Disinformation Campaign by Ulf Kristersson and Maria Malmer Stenergard
FORENSIC LEGAL & DIPLOMATIC ANALYSIS
THE CASE OF NICOLAOS CHEROPOULOS
v.
THE KINGDOM OF SWEDEN AND THE REPUBLIC OF BELARUS
ABSTRACT
The Kingdom of Sweden has failed to uphold its sovereign duty of protection toward two Swedish-born minor citizens held in institutional isolation in Belarus for nine years. This failure constitutes, in the aggregate:
(1) A breach of the due diligence standard under the 1980 Hague Convention, evidenced most acutely by the absence of any formal diplomatic protest following the Belarusian Supreme Court’s rejection of the return application on 13 January 2020 on grounds that misapplied the Article 13(b) grave risk exception and disregarded the binding Swedish sole-custody judgment of 19 September 2018.
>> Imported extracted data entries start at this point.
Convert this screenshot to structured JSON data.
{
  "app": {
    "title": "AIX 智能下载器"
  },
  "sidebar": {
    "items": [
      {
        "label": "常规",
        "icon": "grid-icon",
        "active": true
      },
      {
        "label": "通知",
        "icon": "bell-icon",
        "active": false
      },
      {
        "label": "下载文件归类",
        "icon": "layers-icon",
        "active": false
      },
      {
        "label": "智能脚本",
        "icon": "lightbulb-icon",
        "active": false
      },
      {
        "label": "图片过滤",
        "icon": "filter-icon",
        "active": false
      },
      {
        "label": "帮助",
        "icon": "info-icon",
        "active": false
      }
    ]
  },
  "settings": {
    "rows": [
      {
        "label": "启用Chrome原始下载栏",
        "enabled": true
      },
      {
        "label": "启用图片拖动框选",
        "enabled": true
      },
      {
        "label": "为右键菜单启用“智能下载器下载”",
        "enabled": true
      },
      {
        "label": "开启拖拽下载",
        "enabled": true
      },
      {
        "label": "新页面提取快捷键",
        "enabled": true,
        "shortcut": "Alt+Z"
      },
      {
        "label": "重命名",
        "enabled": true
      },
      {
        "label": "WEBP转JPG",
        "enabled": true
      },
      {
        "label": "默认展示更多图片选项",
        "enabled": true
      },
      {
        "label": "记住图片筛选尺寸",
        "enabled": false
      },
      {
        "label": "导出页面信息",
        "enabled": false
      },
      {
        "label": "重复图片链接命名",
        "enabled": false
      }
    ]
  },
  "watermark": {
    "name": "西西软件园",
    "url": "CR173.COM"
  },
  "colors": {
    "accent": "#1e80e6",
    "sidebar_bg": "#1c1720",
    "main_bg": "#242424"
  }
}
(2) A failure to invoke Article 21 of the 1980 Hague Convention as an independent access-rights mechanism for seven years, followed by the administrative closure of the resulting application in April 2025 without substantive outcome.
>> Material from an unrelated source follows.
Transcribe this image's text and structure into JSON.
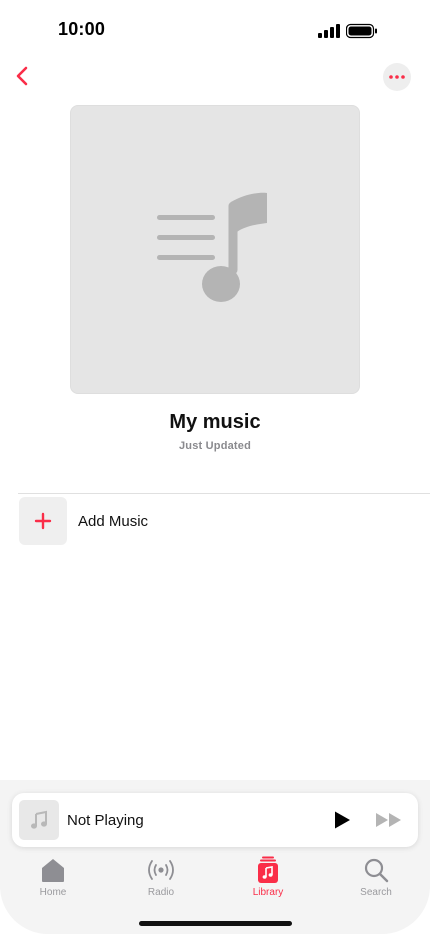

(3) A failure of positive obligations under the Vienna Convention on Consular Relations as applied to minor nationals, including the failure to secure direct, independent, and unsupervised consular contact with the children.
(4) A failure of Sweden’s own obligations under the UN Convention on the Rights of the Child as the state of the children’s nationality, including under Articles 9(4) and 11(2).
(5) De facto constructive abandonment through the administrative closure of protection proceedings without substantive resolution, in circumstances where Belarus had simultaneously enacted domestic legal architecture – the December 2024 SDS amendments, Article 19.11 of the Code of Administrative Offences, and Article 361-1 of the Criminal Code – specifically designed to foreclose remaining remedies available to the complainant.
This case reflects both an isolated failure of case management and a systemic deficit in Sweden’s consular protection doctrine for adversarial third-state contexts.
«The prolonged reliance on ‘monitoring’ in the face of judicial defiance, child isolation, and foreign non-compliance is not diplomacy – it is institutional paralysis. When a state refuses to escalate, it does not remain neutral; it defaults into abandonment».